Peccato che il “Piano triennale di contrasto alla ludopatia e al gioco d’azzardo patologico” approvato dalla giunta comunale nei giorni scorsi, parta già spuntato: come riporta La Nuova Sardegna non ci sono soldi per attuarlo e sia nell’esecutivo sia nel Consiglio ristagna non poco scetticismo sull’iniziativa. Tanto che a due anni e mezzo dall’approvazione in Consiglio comunale della mozione con cui Palazzo ducale dichiarava guerra al gioco d’azzardo (era il febbraio 2014), ancora non è stato pubblicato il bando che consente ai titolari di bar e locali pubblici di accedere agli sgravi fiscali destinati agli esercenti che rinunciano alle slot machine.

La scorsa estate un solo bar, rispondendo a un’iniziativa del comitato “Sassari No Slot”, si è liberato delle macchinette mangiasoldi. D’altronde gli ipotetici premi tributari promessi dal Comune sono un po’ poveri per invogliare gli esercenti ad abiurare al gioco d’azzardo: 1.000 euro l’anno di bonus su Imu, Tosap e imposta pubblicità, a fronte di guadagni che si aggirano intorno ai 5mila a macchinetta.
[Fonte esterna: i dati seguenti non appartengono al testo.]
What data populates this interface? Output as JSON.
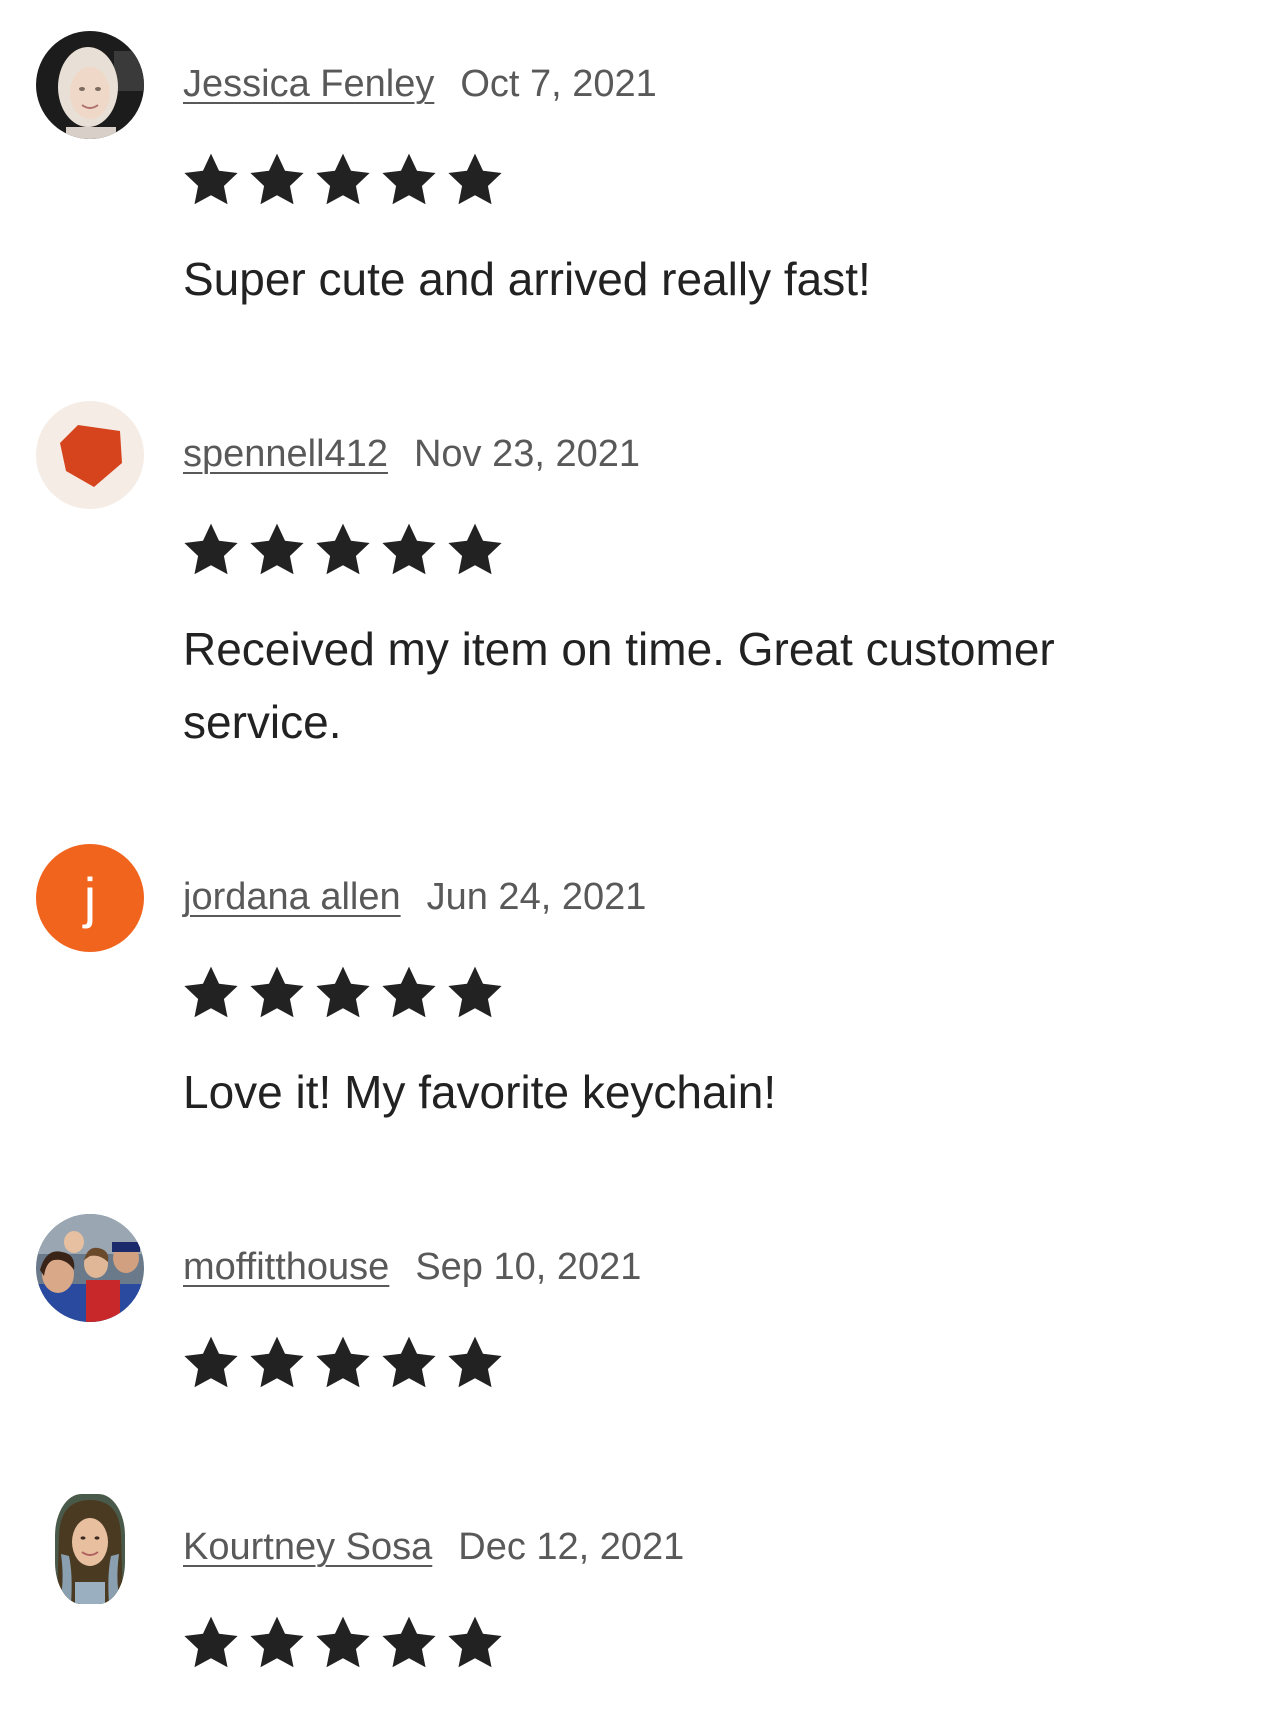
{
  "reviews": [
    {
      "reviewer": "Jessica Fenley",
      "date": "Oct 7, 2021",
      "rating": 5,
      "text": "Super cute and arrived really fast!",
      "avatar": {
        "type": "photo",
        "icon": "woman-portrait-photo"
      }
    },
    {
      "reviewer": "spennell412",
      "date": "Nov 23, 2021",
      "rating": 5,
      "text": "Received my item on time. Great customer service.",
      "avatar": {
        "type": "default",
        "icon": "red-pentagon-icon",
        "bg": "#f5ece6",
        "color": "#d5441c"
      }
    },
    {
      "reviewer": "jordana allen",
      "date": "Jun 24, 2021",
      "rating": 5,
      "text": "Love it! My favorite keychain!",
      "avatar": {
        "type": "initial",
        "initial": "j",
        "bg": "#f1641e"
      }
    },
    {
      "reviewer": "moffitthouse",
      "date": "Sep 10, 2021",
      "rating": 5,
      "text": "",
      "avatar": {
        "type": "photo",
        "icon": "family-group-photo"
      }
    },
    {
      "reviewer": "Kourtney Sosa",
      "date": "Dec 12, 2021",
      "rating": 5,
      "text": "",
      "avatar": {
        "type": "photo",
        "icon": "woman-selfie-photo"
      }
    }
  ],
  "colors": {
    "star": "#222222",
    "meta_text": "#595959",
    "body_text": "#222222"
  }
}
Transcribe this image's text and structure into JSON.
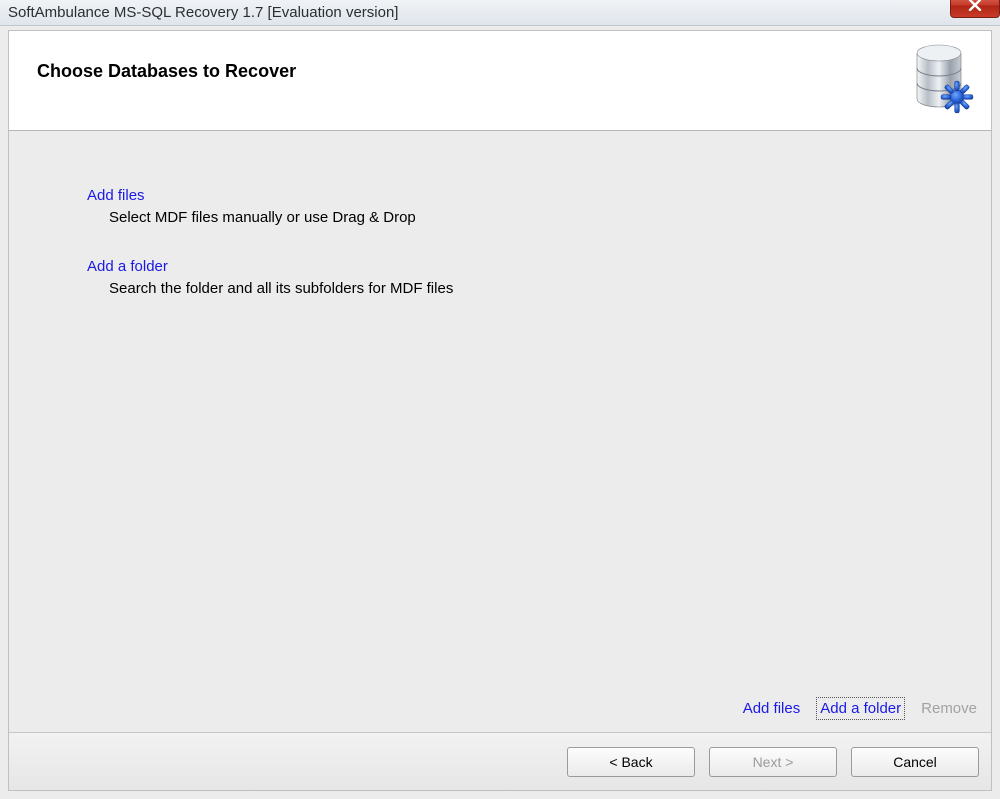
{
  "window": {
    "title": "SoftAmbulance MS-SQL Recovery 1.7 [Evaluation version]"
  },
  "header": {
    "title": "Choose Databases to Recover"
  },
  "options": [
    {
      "link_label": "Add files",
      "description": "Select MDF files manually or use Drag & Drop"
    },
    {
      "link_label": "Add a folder",
      "description": "Search the folder and all its subfolders for MDF files"
    }
  ],
  "action_links": {
    "add_files": "Add files",
    "add_folder": "Add a folder",
    "remove": "Remove"
  },
  "buttons": {
    "back": "< Back",
    "next": "Next >",
    "cancel": "Cancel"
  }
}
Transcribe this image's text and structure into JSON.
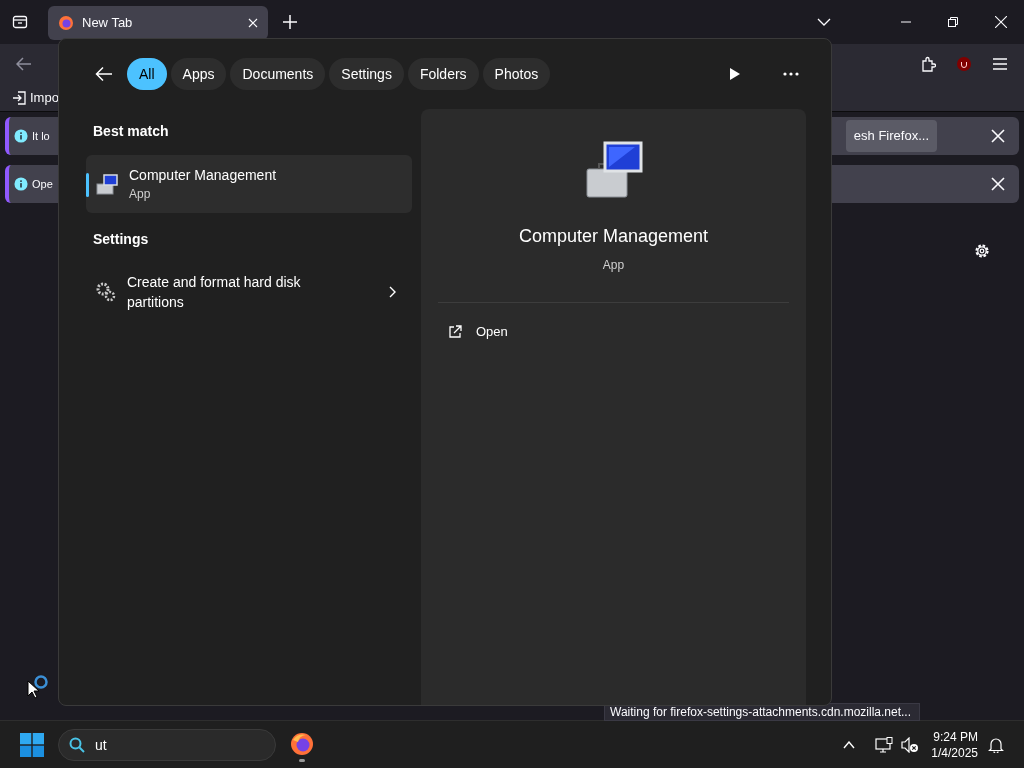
{
  "browser": {
    "tab": {
      "title": "New Tab"
    },
    "bookmark_fragment": "Impo",
    "notifications": [
      {
        "text": "It lo",
        "button": "esh Firefox..."
      },
      {
        "text": "Ope"
      }
    ]
  },
  "search_panel": {
    "filters": [
      {
        "label": "All",
        "selected": true
      },
      {
        "label": "Apps",
        "selected": false
      },
      {
        "label": "Documents",
        "selected": false
      },
      {
        "label": "Settings",
        "selected": false
      },
      {
        "label": "Folders",
        "selected": false
      },
      {
        "label": "Photos",
        "selected": false
      }
    ],
    "sections": [
      {
        "heading": "Best match",
        "items": [
          {
            "kind": "app",
            "title": "Computer Management",
            "subtitle": "App",
            "selected": true
          }
        ]
      },
      {
        "heading": "Settings",
        "items": [
          {
            "kind": "setting",
            "title": "Create and format hard disk partitions",
            "selected": false
          }
        ]
      }
    ],
    "preview": {
      "title": "Computer Management",
      "subtitle": "App",
      "actions": [
        {
          "label": "Open"
        }
      ]
    }
  },
  "status_text": "Waiting for firefox-settings-attachments.cdn.mozilla.net...",
  "taskbar": {
    "search_value": "ut",
    "time": "9:24 PM",
    "date": "1/4/2025"
  }
}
Il programma approvato dalla giunta è comunque audace, è stato formulato con il contributo delle Serd (il Servizio dipendenze della Asl di Sassari) e delle associazioni che in città si preoccupano di contrastare il fenomeno, e si muove su più fronti. Tra gli obiettivi: istituire un osservatorio sulla ludopatia, avviare attività di formazione per gli operatori dei servizi sociali comunali, portare avanti iniziative di sensibilizzazione dei cittadini sul problema, rafforzare l’attività di prevenzione primaria con politiche sociali mirate. «È un programma che coinvolge il Serd e le associazioni cittadine e che tiene conto non solo del fenomeno slot machine ma di tutti i complicati aspetti, sanitari, economici e sociali derivati o collegati al gioco d’azzardo», spiega l’assessore alle Politiche sociali, Monica Spanedda.

Anche in maggioranza il programma di contrasto adottato lascia qualche dubbio: «I contributi del Comune sono solo un premio etico a chi rinuncia alle slot nel proprio locale – commenta l’assessore al Bilancio, Alessio Marras – la cifra di per sé è irrisoria rispetto ai mancati guadagni, e in Bilancio non possiamo destinare grandi risorse agli sgravi. Per il prossimo anno prevediamo di stanziare circa 10mila euro, poi pubblicheremo il bando per le adesioni. Ma le vere azioni devono essere fatte dal Governo nazionale, gli enti locali possono ben poco».